The IC50 can be defined as the concentration needed to lower the viral-induced cytopathic effect (CPE) by 50% compared to the virus control. Hence, the IC50 for the investigated compounds was assessed, as formerly depicted [90], with slight modulations. Shortly, Vero E6 cells were placed and then incubated overnight in a 5% CO2 incubator at 37 °C. Thus, 1x PBS was used for cell monolayer washing. Thereafter, an aliquot of the virus (hCoV-19/Egypt/NRC-03/2020 (Accession Number on GSAID: EPI_ISL_430820)) following the tissue culture infection dose (TCID50) test was incubated with serially diluted compounds for 1 h. This step was used to determine the virucidal effects of the compounds before incubation with cells.
The cells were subjected to the virus–compound mix and then co-incubated at each well for 72 h in 100 µL. The untreated cells infected with the virus were considered “virus control”, but cells that were neither treated nor infected were considered “cell control”.
Cell fixation was carried out using 100 µL of 10% formaldehyde for 60 min and stained using 0.5 % crystal violet in distilled water at room temperature for 15 min.
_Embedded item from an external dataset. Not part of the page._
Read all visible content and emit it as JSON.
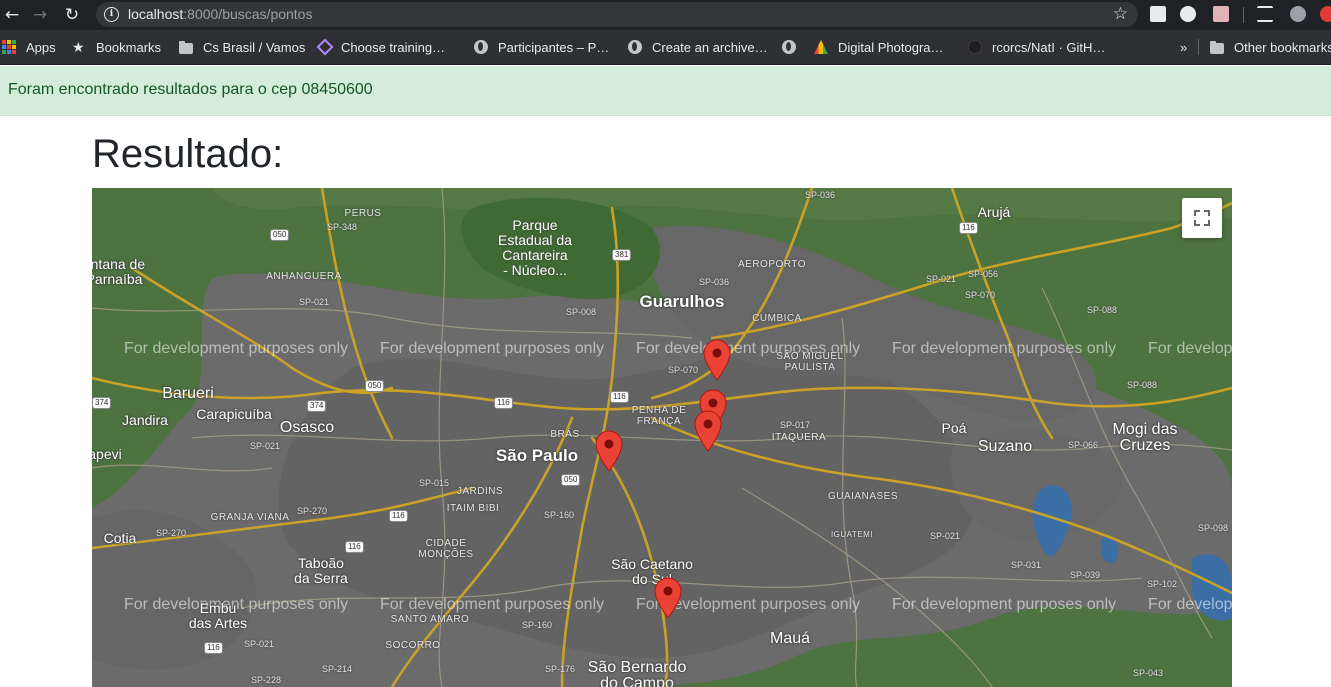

Thus, the crystal violet dye per well was dissolved using 180 μL of absolute methanol. The color’s optical density assessment was carried out from 570 to 620 nm with an Anthos Zenyth 200 rt plate reader (Anthos Labtec Instruments, Heerhugowaard, The Netherlands). The 50% inhibitory concentration (IC50) of each tested compound was evaluated by employing nonlinear regression analysis of GraphPad Prism software.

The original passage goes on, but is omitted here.